According to the allegations in the Indictment and evidence presented at trial:
A New York City immigration services firm, “Russian America,” worked with clients – primarily aliens from Russia and the Commonwealth of Independent States – seeking visas, asylum, citizenship, and other forms of legal status in the United States. Among other things, Russian America advised certain of their clients in the manner in which they were most likely to obtain asylum in this country, fully understanding that those clients did not legitimately qualify for asylum. The firm also prepared and submitted to U.S. Citizenship and Immigration Services (“USCIS”) clients’ fraudulent Form I-589 asylum applications, as well as asylum affidavits – statements of an asylum applicant’s personal history and claimed basis for asylum, often including allegations of past persecution – and related supporting documentation. Members and associates of each firm also coached certain clients to lie under oath during interviews conducted by USCIS Asylum Officers and provided legal representation to their clients during various immigration proceedings.
ULADZIMIR DANSKOI and previously convicted codefendant YURY MOSHA operated and maintained Russian America’s Brooklyn and Manhattan offices, respectively. Each advised and aided their clients to seek asylum under fraudulent pretenses. Among other things, DANSKOI advised a client, a confidential Federal Bureau of Investigation (“FBI”) source (the “Source”), to seek asylum on the fraudulent basis that the client was persecuted in Ukraine for being a gay male, when in fact DANSKOI fully understood that the Source was a heterosexual male who suffered no such persecution. DANSKOI also advised the Source on how to most effectively advance this fraudulent claim; connected the Source with previously convicted codefendant KATERYNA LYSYUCHENKO, who helped the Source prepare a fraudulent personal history (or “Affidavit”); and personally submitted the Source’s fraudulent asylum application and Affidavit, filed under penalty of perjury, to USCIS.

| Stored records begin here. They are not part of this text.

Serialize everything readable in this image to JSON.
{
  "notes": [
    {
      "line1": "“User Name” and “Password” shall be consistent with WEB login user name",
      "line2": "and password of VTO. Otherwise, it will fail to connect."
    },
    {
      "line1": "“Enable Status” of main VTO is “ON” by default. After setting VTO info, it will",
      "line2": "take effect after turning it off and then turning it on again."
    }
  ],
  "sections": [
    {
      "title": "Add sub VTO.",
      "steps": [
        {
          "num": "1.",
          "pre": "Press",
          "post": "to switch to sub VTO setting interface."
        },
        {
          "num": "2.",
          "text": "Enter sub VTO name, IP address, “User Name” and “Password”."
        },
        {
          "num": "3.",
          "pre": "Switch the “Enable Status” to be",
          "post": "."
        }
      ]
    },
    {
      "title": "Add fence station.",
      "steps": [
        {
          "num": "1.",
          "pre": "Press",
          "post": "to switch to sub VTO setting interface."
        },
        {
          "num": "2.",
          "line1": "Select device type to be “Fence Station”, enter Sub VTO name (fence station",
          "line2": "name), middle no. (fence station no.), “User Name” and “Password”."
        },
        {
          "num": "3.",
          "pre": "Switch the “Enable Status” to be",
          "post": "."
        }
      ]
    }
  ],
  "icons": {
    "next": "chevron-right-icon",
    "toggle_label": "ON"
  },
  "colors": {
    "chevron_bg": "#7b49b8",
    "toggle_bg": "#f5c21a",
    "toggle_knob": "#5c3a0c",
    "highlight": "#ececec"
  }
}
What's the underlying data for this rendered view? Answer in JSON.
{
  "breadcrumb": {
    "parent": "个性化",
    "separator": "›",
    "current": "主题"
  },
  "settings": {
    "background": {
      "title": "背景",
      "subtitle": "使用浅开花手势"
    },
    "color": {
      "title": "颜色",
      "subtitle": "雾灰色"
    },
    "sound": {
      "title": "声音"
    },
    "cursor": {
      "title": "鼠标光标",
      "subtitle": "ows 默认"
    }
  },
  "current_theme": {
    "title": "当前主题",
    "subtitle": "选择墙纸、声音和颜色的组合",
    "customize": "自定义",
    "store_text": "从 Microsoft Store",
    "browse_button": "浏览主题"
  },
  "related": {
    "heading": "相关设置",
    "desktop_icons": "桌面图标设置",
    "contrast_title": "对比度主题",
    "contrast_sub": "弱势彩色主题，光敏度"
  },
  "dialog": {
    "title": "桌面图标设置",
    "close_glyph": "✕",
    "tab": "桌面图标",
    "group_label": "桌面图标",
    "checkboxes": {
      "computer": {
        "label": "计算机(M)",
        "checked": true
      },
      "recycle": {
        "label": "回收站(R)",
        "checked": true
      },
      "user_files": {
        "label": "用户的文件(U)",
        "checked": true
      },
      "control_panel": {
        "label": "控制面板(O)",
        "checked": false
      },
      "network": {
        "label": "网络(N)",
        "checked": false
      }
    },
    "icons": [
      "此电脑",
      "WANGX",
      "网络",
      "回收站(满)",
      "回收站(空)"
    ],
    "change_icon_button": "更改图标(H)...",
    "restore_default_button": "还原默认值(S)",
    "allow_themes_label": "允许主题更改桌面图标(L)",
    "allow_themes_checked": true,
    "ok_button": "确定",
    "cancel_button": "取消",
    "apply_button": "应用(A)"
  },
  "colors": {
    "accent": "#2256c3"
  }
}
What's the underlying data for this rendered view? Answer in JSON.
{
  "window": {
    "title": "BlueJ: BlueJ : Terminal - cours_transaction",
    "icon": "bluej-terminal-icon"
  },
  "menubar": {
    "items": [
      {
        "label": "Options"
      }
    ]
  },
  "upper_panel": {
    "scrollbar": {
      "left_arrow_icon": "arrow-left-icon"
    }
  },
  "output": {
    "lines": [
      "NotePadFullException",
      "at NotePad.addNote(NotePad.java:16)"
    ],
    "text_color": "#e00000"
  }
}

Meanwhile, MOSHA encouraged a second client, a Government cooperating witness posing as a person seeking asylum (the “Client”), to establish and maintain online blogs that were critical of the Client’s home country as a way to generate a claim that, based on the Client’s invented political opinion, it was unsafe for him to return to his native country. MOSHA did so understanding that the Client’s decision to blog was prompted not by his own idea or initiative, but by MOSHA’s instruction, and that the Client’s motive for blogging was to contrive a basis for asylum rather than to publicly express a sincerely held opinion. MOSHA also understood that the Client lacked the desire, topical knowledge, journalistic ability, and technical expertise to write blogposts and maintain these blogs. Accordingly, Mosha connected the Client with unapprehended codefendant TYMUR SHCHERBYNA, a Ukraine-based purported journalist, with the understanding that, in exchange for a fee, SHCHERBYNA would and did maintain and ghost-write the Client’s blog. MOSHA also personally prepared and submitted the Client’s asylum application, Affidavit, and related paperwork under penalty of perjury, knowing that these documents contained material falsehoods.
When the Source and Client needed to prepare for an interview, conducted under oath by a USCIS asylum officer, DANSKOI and MOSHA connected each to previously convicted codefendant JULIA GREENBERG, a New York immigration attorney, who coached both clients to lie to Asylum Officers and provided legal representation to these clients during immigration proceedings. For example, GREENBERG, understanding that the Source was a heterosexual male who did not suffer persecution in his home country, prepared the Source for questioning by an Asylum Officer, advised the Source how to falsely answer certain anticipated questions from the Asylum Officer, and instructed the Source to dress and change the Source’s appearance in a manner that comported with GREENBERG’s vision of a gay male.
DANSKOI and MOSHA also agreed to help certain Russian America clients obtain L1 employment visas by creating fake leases and staging offices to create the impression to USCIS that these clients had legitimate jobs waiting for them in the United States.
A similar investigation into another Brooklyn-based firm engaged in asylum fraud on behalf of clients from Russia and the Commonwealth of Independent States resulted in the convictions of three additional individuals: attorneys ILONA DZHAMGAROVA and ARTHUR ARCADIAN, and IGOR REZNIK.
DANSKOI, 56, of Staten Island, New York, was previously convicted of one count of conspiring to defraud the United States and conspiring to commit immigration fraud following a two-week trial before Judge Oetken.
DANSKOI is the seventh defendant to have been sentenced in two immigration fraud cases pending before Judge Oetken and U.S. District Judge Mary Kay Vyskocil. The six other defendants who have been sentenced by Judges Oetken or Vyskocil are:
- ILONA DZHAMGAROVA, 46, of Brooklyn, New York, who was sentenced to two years in prison;
- YURY MOSHA, 47, of Staten Island, New York, who was sentenced to 10 months in prison;
- IGOR REZNIK, 40, now of Pennsylvania, who was sentenced to 10 months in prison;
- ARTHUR ARCADIAN, 44, of Brooklyn, New York, who was sentenced to 6 months in prison;
- JULIA GREENBERG, 43, of Staten Island, New York, who was sentenced to 3 months in prison; and
- KATERYNA LYSYUCHENKO, of Milan, Italy, who was sentenced to time-served (approximately 2 months in prison).
Mr. Williams praised the outstanding investigative work of the FBI’s New York Eurasian Organized Crime Task Force, Homeland Security Investigations, and USCIS’s New York Asylum Office and Fraud Detection and National Security Unit, and he thanked U.S. Customs and Border Protection for its assistance.